Once I have the molarity for KHP which is 0.0027 M, and i add 14.48 mL of NaOH to the solution, what is the concentration of NaOH in the solution.
I wonder if you REALLY have the molarity of KHP. Usually that is a solid and one weighs it as a solid and titrates the entire sample; thus, moles is the number we needed. However, if you mean what you say, then mL x M = mL x M.
Since you don't list a volume for KHP, I suspect 0.0027 is moles, then, since NaOH and KHP react 1:1, we know moles NaOH = 0.0027, also, and
M NaOH = 0.0027/0.1448 = ??
Did i get it wrong? It has KHP molar mass at 204.33 g/mol and we use 0.556 g of KHP dissolved in water.
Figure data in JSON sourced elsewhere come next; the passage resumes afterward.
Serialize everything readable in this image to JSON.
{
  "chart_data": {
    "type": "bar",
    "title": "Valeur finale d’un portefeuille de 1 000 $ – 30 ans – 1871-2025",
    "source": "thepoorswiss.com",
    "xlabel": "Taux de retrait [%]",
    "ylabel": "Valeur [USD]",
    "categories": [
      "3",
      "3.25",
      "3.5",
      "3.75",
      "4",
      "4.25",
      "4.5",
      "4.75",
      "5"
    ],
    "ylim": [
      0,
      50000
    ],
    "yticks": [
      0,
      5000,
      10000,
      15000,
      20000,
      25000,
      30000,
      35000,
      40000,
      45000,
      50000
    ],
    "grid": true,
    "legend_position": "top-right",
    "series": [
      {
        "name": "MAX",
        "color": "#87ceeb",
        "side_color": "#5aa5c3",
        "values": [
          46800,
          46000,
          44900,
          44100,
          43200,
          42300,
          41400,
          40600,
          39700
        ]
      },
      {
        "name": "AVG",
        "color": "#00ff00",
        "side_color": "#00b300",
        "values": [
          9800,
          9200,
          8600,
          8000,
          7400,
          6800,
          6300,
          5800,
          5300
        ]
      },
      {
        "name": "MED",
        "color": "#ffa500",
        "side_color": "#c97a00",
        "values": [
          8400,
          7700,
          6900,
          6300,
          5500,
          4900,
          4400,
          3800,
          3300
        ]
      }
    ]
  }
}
THen if 14.48 mL of NaOH is used to reach endpoint, it needs the concentration of NaOH?
No, you did it right but you labeled it wrong.
moles KHP = 0.556 g KHP/204.33 = 0./00272 ( I wouldn't throw away the last 2).
Then since 1 mole KHP = 1 mole NaOH, then
M NaOH = moles NaOH/L NaOH = 0.00272/0.01448 = 0.1879 which to three significant figures rounds to 0.188 M.
Your only error was labeling 0.0027 as M KHP and not as moles KHP.
thank you for your help!!
To find the concentration of NaOH in the solution, you can use the concept of stoichiometry and the equation of the balanced chemical reaction between KHP (potassium hydrogen phthalate) and NaOH.
First, let's write the balanced chemical equation for the reaction:
KHP + NaOH -> NaKP + H2O
From the balanced equation, we can see that the ratio of KHP to NaOH is 1:1.
Given that the molarity of KHP is 0.0027 M, we can determine the number of moles of KHP present in the solution using the formula:
Moles of KHP = molarity of KHP x volume of KHP (in liters)
Volume of KHP = (14.48 mL) / 1000 = 0.01448 L
Moles of KHP = 0.0027 M x 0.01448 L = 0.000039216 moles
Since the ratio of KHP to NaOH is 1:1, the number of moles of NaOH present in the solution is also 0.000039216 moles.
Now, let's calculate the concentration of NaOH in the solution:
Concentration of NaOH = moles of NaOH / volume of NaOH (in liters)
Volume of NaOH = 14.48 mL / 1000 = 0.01448 L
Concentration of NaOH = 0.000039216 moles / 0.01448 L ≈ 0.00271 M
Therefore, the concentration of NaOH in the solution is approximately 0.00271 M.